The orchestra is the subject of Ada's Violin: The Story of the Recycled Orchestra of Paraguay (an illustrated children's book), and was the subject of a January 2017 BBC Radio 4 documentary by Wyre Davies.

==Harmony of Cateura==
In March 2013, Favio Chávez founded Harmony of Cateura with four parents of members of the Orchestra of Recycled Instruments of Cateura: Jorge Ríos (president), Carmen Cabrera (vice president), Patricia Aranda (treasurer) and Dionicia Espínola (secretary). Former recycler Nicolás Gómez, known as Don Colá, became a luthier with the aid of Sounds of the Earth. Harmony of Cateura, founded to administer donations to the orchestra, acquired the music school's present Cateura location in June 2014. By the end of 2015, Chávez began disbanding Harmony of Cateura after an increasing number of requests for accountability and transparency of the donations (which were being managed in his personal bank account).

==Controversy==
After the Recycled Orchestra of Cateura's success, director Favio Chavez told The Guardian: "The idea is now available for anyone. This is something that could be replicated in any part of the world where they have similar circumstances. It can be an inspiration for music to be part of the community where there are not the resources". Similar musical organizations have been formed in Brazil, Burundi, Ecuador, Mexico, Panama, and Spain.

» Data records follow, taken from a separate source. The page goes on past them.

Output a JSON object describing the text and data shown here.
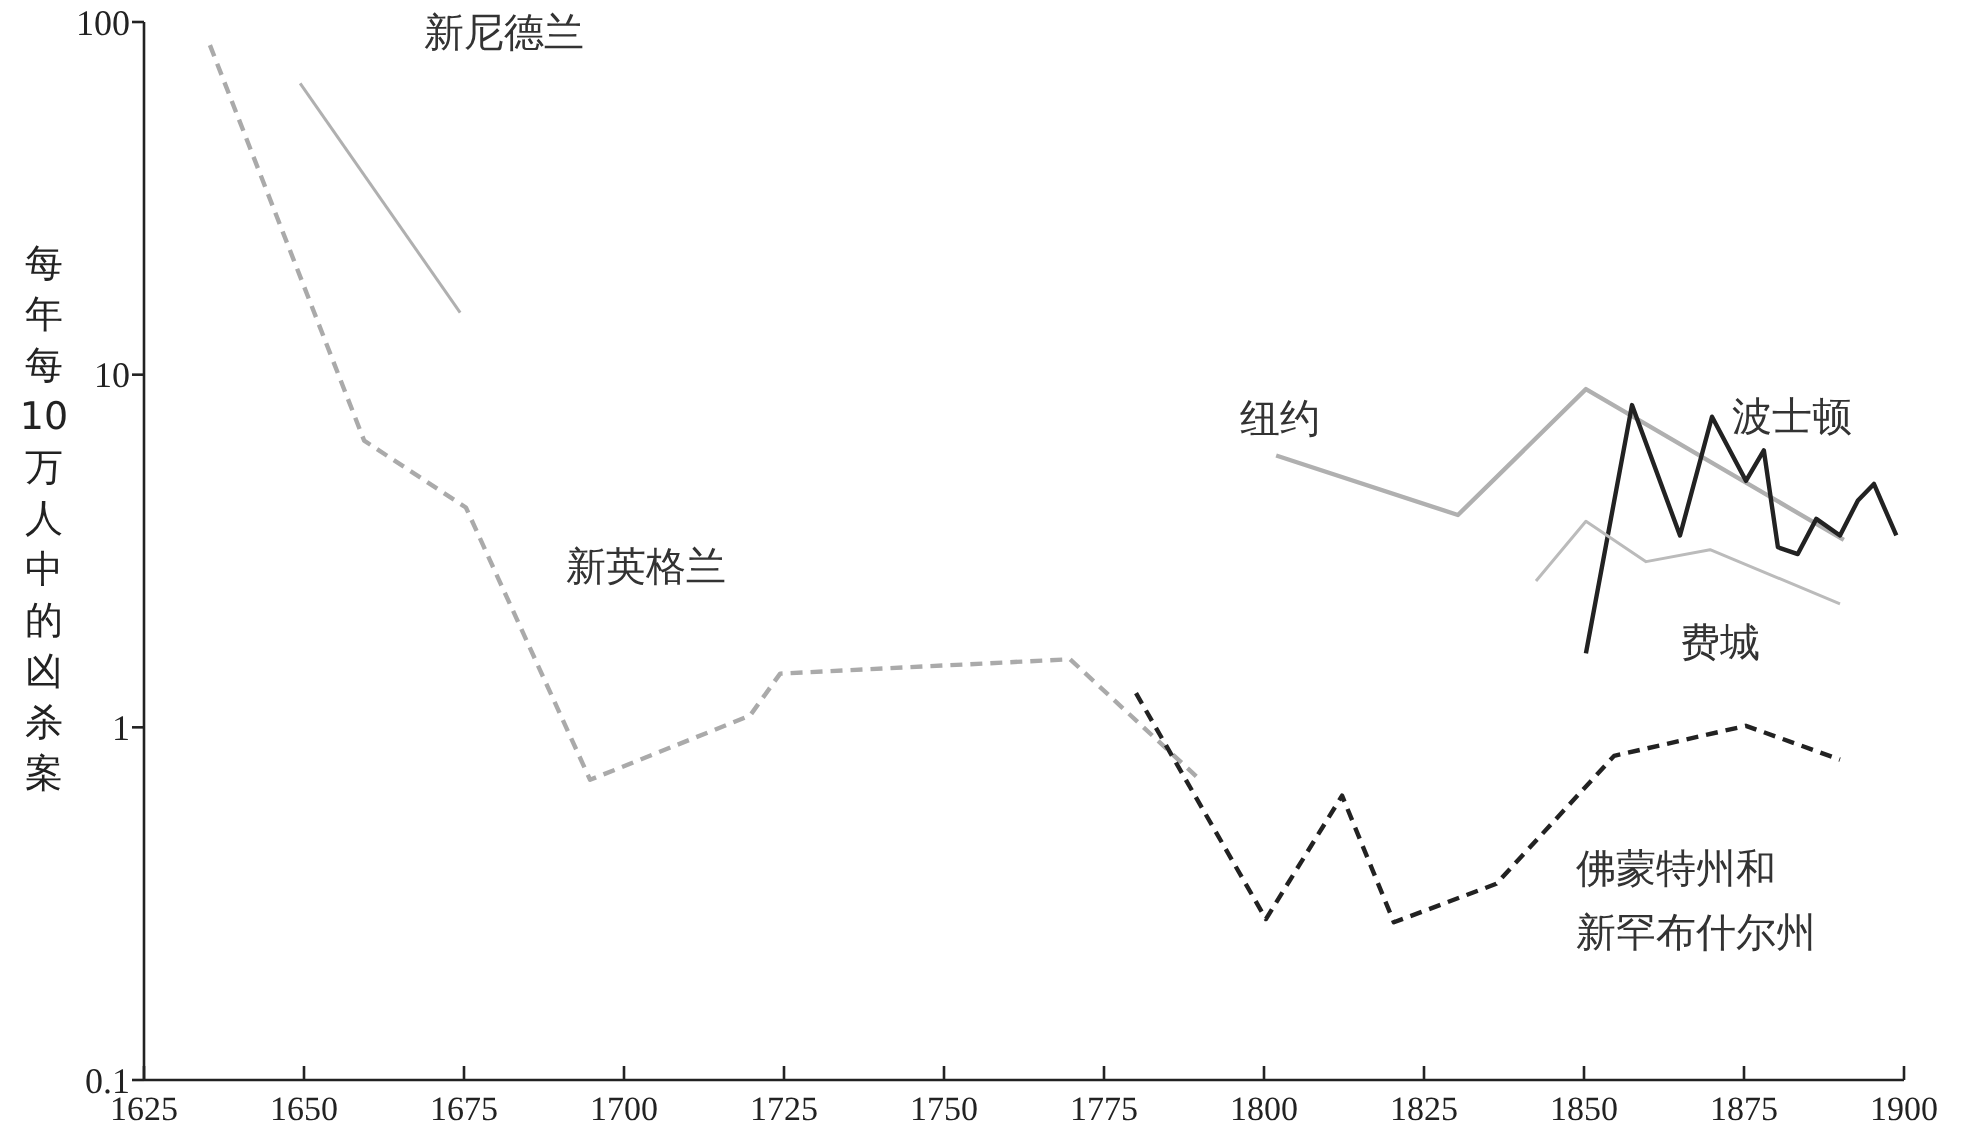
{
  "chart_data": {
    "type": "line",
    "ylabel": "每年每10万人中的凶杀案",
    "log": true,
    "xlim": [
      1625,
      1900
    ],
    "ylim": [
      0.1,
      100
    ],
    "xticks": [
      1625,
      1650,
      1675,
      1700,
      1725,
      1750,
      1775,
      1800,
      1825,
      1850,
      1875,
      1900
    ],
    "yticks": [
      0.1,
      1,
      10,
      100
    ],
    "grid": false,
    "series": [
      {
        "name": "新尼德兰",
        "color": "#b0b0b0",
        "line_style": "solid",
        "x": [
          1649.4,
          1674.4
        ],
        "values": [
          67,
          15
        ]
      },
      {
        "name": "新英格兰",
        "color": "#aaaaaa",
        "line_style": "dashed",
        "x": [
          1635.3,
          1659.4,
          1675.3,
          1694.7,
          1719.7,
          1724.4,
          1769.7,
          1790
        ],
        "values": [
          86,
          6.5,
          4.2,
          0.71,
          1.08,
          1.42,
          1.56,
          0.71
        ]
      },
      {
        "name": "纽约",
        "color": "#b0b0b0",
        "line_style": "solid",
        "x": [
          1801.9,
          1830.3,
          1850.3,
          1890.6
        ],
        "values": [
          5.9,
          4,
          9.1,
          3.4
        ]
      },
      {
        "name": "波士顿",
        "color": "#222222",
        "line_style": "solid",
        "x": [
          1850.3,
          1857.5,
          1865,
          1870,
          1875.3,
          1878.1,
          1880.3,
          1883.4,
          1886.3,
          1890,
          1892.8,
          1895.3,
          1898.8
        ],
        "values": [
          1.62,
          8.2,
          3.5,
          7.6,
          5,
          6.1,
          3.24,
          3.1,
          3.9,
          3.5,
          4.4,
          4.9,
          3.5
        ]
      },
      {
        "name": "费城",
        "color": "#bbbbbb",
        "line_style": "solid",
        "x": [
          1842.5,
          1850.3,
          1859.7,
          1869.7,
          1890
        ],
        "values": [
          2.6,
          3.84,
          2.95,
          3.19,
          2.24
        ]
      },
      {
        "name": "佛蒙特州和新罕布什尔州",
        "color": "#222222",
        "line_style": "dashed",
        "x": [
          1780,
          1800.3,
          1812.2,
          1820.3,
          1836.3,
          1854.7,
          1875.3,
          1890
        ],
        "values": [
          1.25,
          0.286,
          0.64,
          0.28,
          0.36,
          0.83,
          1.01,
          0.81
        ]
      }
    ]
  }
}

In May 2016, an original member of the orchestra and two members of its parents' association (who helped build the school's present building) filed a complaint with the Office of the Prosecutor against Chavez for his alleged lack of transparency. The complaint was supported by three Paraguayan senators.

With Juan Rojas and Félix Azcona (president and vice-president of the second parents' association), Chávez announced the provisional dismissal of the case for alleged breach of trust (requested by fiscal agent Stella Mary Cano on September 1, 2017) on December 7 of that year. On a Radio Ñandutí program, Chávez said that the baseless smear campaign was conducted by legislators and a La Nación reporter.

The accusers were notified of the dismissal on December 7, and an appeal was filed on December 13. On April 3, 2018, the Court of Appeals overturned the dismissal and returned the case to the Criminal Court of Guarantees No. 7. In the appeal, the accusers said that the dismissal was based on a single report by an accountant hired by the defendant.